Downing Street was cautious about claims that Trump could sort a UK-US trade deal “quickly”, stressing that “we can’t enter into or sign a free trade agreement while remaining a member of the EU”.
Gove had suggested that Trump could have a deal ready to go from 2019, when Brexit is expected to finally take place, but No.10 said the UK could only have “scoping discussions” before then.
Hammond sparked fresh speculation of a hard-line stance when asked by German newspaper Welt am Sonntag if he was ready for Britain to become “the tax haven of Europe” if it failed to get the EU trade deal it wanted.
“The British people are not going to lie down and say ‘too bad, we’ve been wounded’. We will change our model and we will come back, and we will be competitively engaged,” he replied.
Jeremy Corbyn told the Andrew Marr Show on Sunday that May was edging towards turning the UK into an ‘offshore’ economy.
“She appears to be heading us in the direction of a sort of bargain basement economy on the shores of Europe where we have low levels of corporate taxation,” he said.

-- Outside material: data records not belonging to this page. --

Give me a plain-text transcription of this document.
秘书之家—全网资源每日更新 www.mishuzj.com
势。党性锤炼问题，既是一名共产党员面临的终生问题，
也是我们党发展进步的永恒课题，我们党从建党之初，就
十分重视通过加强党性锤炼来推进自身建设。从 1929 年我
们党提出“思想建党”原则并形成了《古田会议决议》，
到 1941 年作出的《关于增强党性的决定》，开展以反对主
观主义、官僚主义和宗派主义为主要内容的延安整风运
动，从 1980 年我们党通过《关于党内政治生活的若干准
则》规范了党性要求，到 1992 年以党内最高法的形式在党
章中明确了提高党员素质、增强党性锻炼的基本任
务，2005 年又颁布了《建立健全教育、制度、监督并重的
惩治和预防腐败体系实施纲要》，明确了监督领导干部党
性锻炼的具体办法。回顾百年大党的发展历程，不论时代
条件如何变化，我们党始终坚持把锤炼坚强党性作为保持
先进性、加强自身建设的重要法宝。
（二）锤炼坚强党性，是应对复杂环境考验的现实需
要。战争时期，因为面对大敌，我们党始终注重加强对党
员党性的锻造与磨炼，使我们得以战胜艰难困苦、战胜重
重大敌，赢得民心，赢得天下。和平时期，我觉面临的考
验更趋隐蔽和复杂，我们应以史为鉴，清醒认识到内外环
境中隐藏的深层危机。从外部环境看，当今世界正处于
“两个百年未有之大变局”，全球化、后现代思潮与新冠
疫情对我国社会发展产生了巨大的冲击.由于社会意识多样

“We will lose access to half of our export markets, it seems to me an extremely risky strategy.”
Corbyn added that many Brexit voters had backed Leave in the EU referendum last June because they were unhappy about corporate tax avoidance.
“The very wealthiest in this country outsource and offshore their profits into tax havens around the world..we have a growing gap between the richest and the poorest...that was one of the messages in the EU referendum campaign.”